8% seulement croient que la lutte contre le terrorisme permettra son
élimination, 82% pensent que le 11 septembre a changé le monde
fondamentalement et pour toujours, 24% craignent d'être personnellement
blessés dans un drame de ce type.
70% estiment en outre que la "guerre contre le terrorisme" doit être menée
en coopération avec les Etats alliés (27% croient au contraire qu'elle doit
l'être indépendamment de l'extérieur).
Illustration de ces craintes, la police new-yorkaise a prévu d'accroître
jeudi ses patrouilles dans les sites sensibles comme le métro ou Ground Zero.

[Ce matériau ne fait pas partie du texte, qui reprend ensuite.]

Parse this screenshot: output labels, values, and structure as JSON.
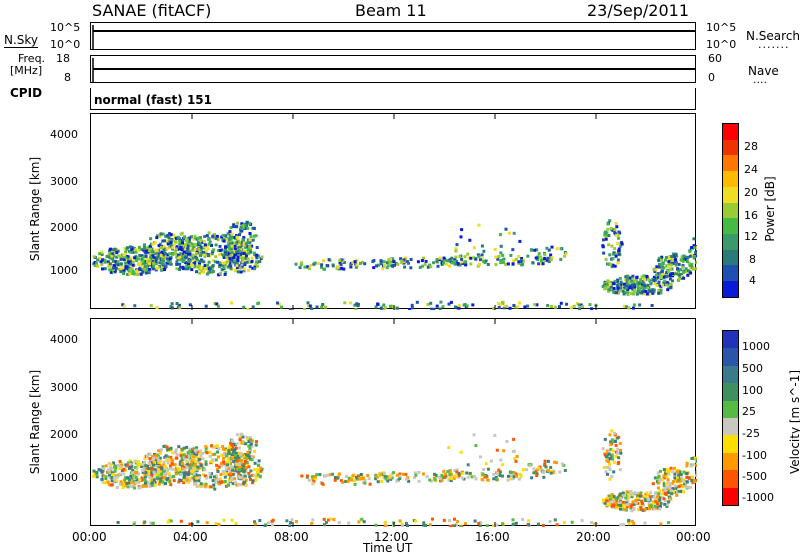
{
  "header": {
    "station": "SANAE (fitACF)",
    "beam": "Beam 11",
    "date": "23/Sep/2011"
  },
  "strip_labels": {
    "nsky": "N.Sky",
    "nsky_top": "10^5",
    "nsky_bot": "10^0",
    "nsearch": "N.Search",
    "nsearch_top": "10^5",
    "nsearch_bot": "10^0",
    "freq_line1": "Freq.",
    "freq_line2": "[MHz]",
    "freq_top": "18",
    "freq_bot": "8",
    "nave": "Nave",
    "nave_top": "60",
    "nave_bot": "0",
    "cpid": "CPID",
    "mode": "normal (fast) 151"
  },
  "xaxis": {
    "title": "Time UT",
    "ticks": [
      "00:00",
      "04:00",
      "08:00",
      "12:00",
      "16:00",
      "20:00",
      "00:00"
    ]
  },
  "chart_data": [
    {
      "type": "heatmap",
      "title": "",
      "xlabel": "Time UT",
      "ylabel": "Slant Range [km]",
      "yticks": [
        "4000",
        "3000",
        "2000",
        "1000"
      ],
      "xlim": [
        "00:00",
        "24:00"
      ],
      "ylim": [
        180,
        4500
      ],
      "colorbar": {
        "label": "Power [dB]",
        "ticks": [
          "28",
          "24",
          "20",
          "16",
          "12",
          "8",
          "4"
        ],
        "colors": [
          "#ff0000",
          "#ee3300",
          "#ff7700",
          "#ffbb00",
          "#eedd22",
          "#99cc33",
          "#44bb44",
          "#3a9a6a",
          "#2a7a7a",
          "#1f4fb0",
          "#0a1ad8"
        ]
      },
      "values_note": ""
    },
    {
      "type": "heatmap",
      "title": "",
      "xlabel": "Time UT",
      "ylabel": "Slant Range [km]",
      "yticks": [
        "4000",
        "3000",
        "2000",
        "1000"
      ],
      "xlim": [
        "00:00",
        "24:00"
      ],
      "ylim": [
        180,
        4500
      ],
      "colorbar": {
        "label": "Velocity [m s^-1]",
        "ticks": [
          "1000",
          "500",
          "100",
          "25",
          "-25",
          "-100",
          "-500",
          "-1000"
        ],
        "colors": [
          "#2233bb",
          "#2a55aa",
          "#3a7a8a",
          "#3f8f5f",
          "#55bb44",
          "#c8c8c0",
          "#ffdd00",
          "#ff9900",
          "#ff5500",
          "#ff0000"
        ]
      }
    }
  ]
}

L'espace aérien sera fermé le temps de la commémoration, y compris aux
hélicoptères des médias, qui devront se trouver à au moins un mile (1,6 km).
Le président Bush est bien conscient de ce scepticisme et a cherché dans son
discours dimanche sur l'Irak, à rassurer le public en justifiant de nouveau
l'intervention irakienne par la nécessité de la lutte anti-terroriste.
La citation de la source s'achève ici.